DPR Announces Expanded Pesticide Monitoring Network
(SACRAMENTO) – The California Department of Pesticide Regulation (DPR), in cooperation with the California Air Resources Board (CARB), is increasing the number of communities where air monitoring for pesticides will be conducted.
The expanded air-monitoring network will allow DPR to obtain more data from more locations and give a more comprehensive picture of pesticide concentrations in the air in various California agricultural communities.
The expanded network will be in effect starting this month and conclude by December 2018. The major changes include:
- Increasing the number of communities monitored from six to eight;
- Monitoring for 31 pesticides and five pesticide breakdown products at all sites. (Previously only three sites monitored for all 31 pesticides.);
- Two locations previously monitored will be removed from the network.
California is the only state that monitors air as part of its continuous reevaluation of pesticides to ensure the protection of workers, public health, and the environment.
The eight sites include three that are directly monitored by DPR: Chualar (Monterey County), Santa Maria (Santa Barbara County), and Monterey County south of Watsonville.
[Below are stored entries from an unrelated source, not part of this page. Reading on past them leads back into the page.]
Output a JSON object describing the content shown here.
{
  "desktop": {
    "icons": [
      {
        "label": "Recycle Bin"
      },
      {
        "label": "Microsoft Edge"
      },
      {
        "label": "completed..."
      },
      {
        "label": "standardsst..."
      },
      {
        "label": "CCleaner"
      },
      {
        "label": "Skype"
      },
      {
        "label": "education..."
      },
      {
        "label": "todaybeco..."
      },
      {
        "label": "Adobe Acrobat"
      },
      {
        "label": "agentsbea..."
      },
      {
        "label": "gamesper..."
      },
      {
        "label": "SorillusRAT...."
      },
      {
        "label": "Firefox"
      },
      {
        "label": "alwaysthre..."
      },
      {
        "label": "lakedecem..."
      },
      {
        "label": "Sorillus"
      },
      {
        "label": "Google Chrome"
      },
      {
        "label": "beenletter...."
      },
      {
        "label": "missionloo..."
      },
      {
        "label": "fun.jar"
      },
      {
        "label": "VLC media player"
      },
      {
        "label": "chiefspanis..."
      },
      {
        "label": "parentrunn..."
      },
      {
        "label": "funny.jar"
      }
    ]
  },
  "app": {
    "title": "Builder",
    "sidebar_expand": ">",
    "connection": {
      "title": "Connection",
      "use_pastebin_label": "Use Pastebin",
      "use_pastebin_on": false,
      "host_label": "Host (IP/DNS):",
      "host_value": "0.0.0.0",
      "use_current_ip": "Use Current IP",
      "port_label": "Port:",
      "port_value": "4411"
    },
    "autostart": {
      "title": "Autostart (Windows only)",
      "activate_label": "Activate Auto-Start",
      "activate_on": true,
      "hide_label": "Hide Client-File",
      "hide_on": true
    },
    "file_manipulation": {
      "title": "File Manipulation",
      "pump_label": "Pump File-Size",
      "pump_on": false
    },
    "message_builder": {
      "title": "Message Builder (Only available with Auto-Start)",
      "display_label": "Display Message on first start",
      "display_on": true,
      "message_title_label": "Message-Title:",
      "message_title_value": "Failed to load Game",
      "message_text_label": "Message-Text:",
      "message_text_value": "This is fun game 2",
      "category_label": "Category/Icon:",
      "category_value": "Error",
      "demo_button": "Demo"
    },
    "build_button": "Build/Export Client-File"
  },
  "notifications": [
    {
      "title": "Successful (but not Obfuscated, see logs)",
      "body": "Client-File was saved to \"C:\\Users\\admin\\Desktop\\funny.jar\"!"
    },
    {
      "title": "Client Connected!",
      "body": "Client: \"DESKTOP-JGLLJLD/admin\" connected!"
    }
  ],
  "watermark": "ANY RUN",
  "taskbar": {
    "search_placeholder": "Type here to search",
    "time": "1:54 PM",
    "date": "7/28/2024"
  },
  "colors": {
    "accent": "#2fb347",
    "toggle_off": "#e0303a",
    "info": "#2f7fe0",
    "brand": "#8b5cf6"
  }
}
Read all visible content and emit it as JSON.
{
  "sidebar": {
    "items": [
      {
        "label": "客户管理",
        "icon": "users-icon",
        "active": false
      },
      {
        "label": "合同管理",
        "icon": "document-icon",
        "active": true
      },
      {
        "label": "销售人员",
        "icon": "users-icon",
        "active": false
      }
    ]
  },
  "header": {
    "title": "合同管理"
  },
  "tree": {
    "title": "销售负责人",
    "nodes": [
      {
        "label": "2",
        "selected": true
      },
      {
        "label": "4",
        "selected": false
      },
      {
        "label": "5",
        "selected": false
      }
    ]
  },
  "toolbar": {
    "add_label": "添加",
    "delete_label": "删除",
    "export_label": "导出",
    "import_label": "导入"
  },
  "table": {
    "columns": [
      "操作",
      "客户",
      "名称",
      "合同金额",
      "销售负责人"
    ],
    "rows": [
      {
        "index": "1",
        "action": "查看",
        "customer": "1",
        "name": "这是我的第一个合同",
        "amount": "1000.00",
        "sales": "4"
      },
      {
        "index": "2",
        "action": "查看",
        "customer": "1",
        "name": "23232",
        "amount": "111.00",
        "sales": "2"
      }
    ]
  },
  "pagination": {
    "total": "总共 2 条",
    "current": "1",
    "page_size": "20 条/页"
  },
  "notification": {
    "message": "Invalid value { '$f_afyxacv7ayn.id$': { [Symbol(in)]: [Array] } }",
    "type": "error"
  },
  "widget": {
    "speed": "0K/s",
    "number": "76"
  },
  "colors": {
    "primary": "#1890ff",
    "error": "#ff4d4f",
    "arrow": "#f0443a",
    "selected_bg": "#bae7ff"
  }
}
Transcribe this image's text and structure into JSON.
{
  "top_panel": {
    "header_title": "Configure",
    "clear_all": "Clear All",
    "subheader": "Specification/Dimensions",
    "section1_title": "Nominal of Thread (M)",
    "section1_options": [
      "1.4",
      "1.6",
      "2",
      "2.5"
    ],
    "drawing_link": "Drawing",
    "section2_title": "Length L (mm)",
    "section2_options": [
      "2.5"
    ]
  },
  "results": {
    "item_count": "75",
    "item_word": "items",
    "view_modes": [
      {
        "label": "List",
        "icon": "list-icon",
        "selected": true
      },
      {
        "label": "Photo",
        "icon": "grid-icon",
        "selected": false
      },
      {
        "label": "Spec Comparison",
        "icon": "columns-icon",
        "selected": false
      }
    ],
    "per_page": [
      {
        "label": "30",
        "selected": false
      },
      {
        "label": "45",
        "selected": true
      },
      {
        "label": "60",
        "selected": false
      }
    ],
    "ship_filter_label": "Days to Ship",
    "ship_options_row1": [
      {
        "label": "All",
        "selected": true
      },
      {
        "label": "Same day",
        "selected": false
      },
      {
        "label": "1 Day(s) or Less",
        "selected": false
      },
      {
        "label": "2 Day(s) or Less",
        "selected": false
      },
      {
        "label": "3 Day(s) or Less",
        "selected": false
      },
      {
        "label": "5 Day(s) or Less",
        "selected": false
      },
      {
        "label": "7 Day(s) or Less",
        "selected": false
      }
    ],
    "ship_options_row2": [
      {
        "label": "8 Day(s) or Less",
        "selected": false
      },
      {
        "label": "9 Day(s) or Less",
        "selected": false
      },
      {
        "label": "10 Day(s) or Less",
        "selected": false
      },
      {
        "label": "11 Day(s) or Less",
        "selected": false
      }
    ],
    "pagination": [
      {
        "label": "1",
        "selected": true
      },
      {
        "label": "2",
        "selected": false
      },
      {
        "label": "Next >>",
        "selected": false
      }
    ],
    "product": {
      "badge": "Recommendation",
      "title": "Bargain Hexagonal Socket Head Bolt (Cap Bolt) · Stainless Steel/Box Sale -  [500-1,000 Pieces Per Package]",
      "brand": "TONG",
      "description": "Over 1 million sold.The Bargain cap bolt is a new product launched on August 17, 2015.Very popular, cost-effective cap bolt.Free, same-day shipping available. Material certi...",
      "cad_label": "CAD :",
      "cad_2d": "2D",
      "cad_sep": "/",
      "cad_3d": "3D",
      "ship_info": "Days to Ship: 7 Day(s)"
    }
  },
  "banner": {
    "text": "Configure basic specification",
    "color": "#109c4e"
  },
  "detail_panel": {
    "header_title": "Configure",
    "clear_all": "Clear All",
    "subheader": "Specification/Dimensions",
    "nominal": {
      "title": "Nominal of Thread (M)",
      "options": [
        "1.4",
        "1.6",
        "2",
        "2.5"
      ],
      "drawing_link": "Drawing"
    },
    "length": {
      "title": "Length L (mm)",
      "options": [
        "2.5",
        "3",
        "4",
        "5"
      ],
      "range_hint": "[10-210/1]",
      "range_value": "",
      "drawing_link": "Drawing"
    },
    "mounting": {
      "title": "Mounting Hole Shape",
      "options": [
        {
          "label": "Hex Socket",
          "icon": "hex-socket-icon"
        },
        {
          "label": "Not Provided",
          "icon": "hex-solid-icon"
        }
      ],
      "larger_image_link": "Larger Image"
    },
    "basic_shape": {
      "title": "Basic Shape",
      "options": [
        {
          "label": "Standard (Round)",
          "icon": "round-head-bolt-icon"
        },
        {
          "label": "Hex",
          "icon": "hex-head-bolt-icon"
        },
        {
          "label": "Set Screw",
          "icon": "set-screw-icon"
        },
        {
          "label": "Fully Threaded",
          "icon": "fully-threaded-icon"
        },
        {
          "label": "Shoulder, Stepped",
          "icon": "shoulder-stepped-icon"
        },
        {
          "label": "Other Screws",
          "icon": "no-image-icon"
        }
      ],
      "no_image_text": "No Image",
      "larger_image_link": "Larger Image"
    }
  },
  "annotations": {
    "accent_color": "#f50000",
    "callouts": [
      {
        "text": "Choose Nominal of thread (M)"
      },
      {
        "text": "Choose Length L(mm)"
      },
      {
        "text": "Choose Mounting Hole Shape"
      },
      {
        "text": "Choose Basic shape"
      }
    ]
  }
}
Another five sites will be monitored by the Air Resources Board in cooperation with DPR: Shafter (Kern County), El Rio/Oxnard (Ventura County), Cuyama (Santa Barbara County), Lindsay (Tulare County), and San Joaquin (Fresno County).
Samples will be collected one day per week at each location. The sites, which include six schools, were chosen based on several factors including pesticide use on surrounding farmland; demographics including the percentage of children and elderly living nearby; and the income of the local population.
DPR formed the Air Monitoring Network in 2011, the first of its kind in the nation. The pesticides were chosen for monitoring based on the amount of use and their potential health risks. They include all the major fumigants and many organophosphates.
Please note that DPR scientists also conduct seasonal and other short-term air monitoring for pesticides as part of DPR's commitment to continuously evaluate the use of registered pesticides in California.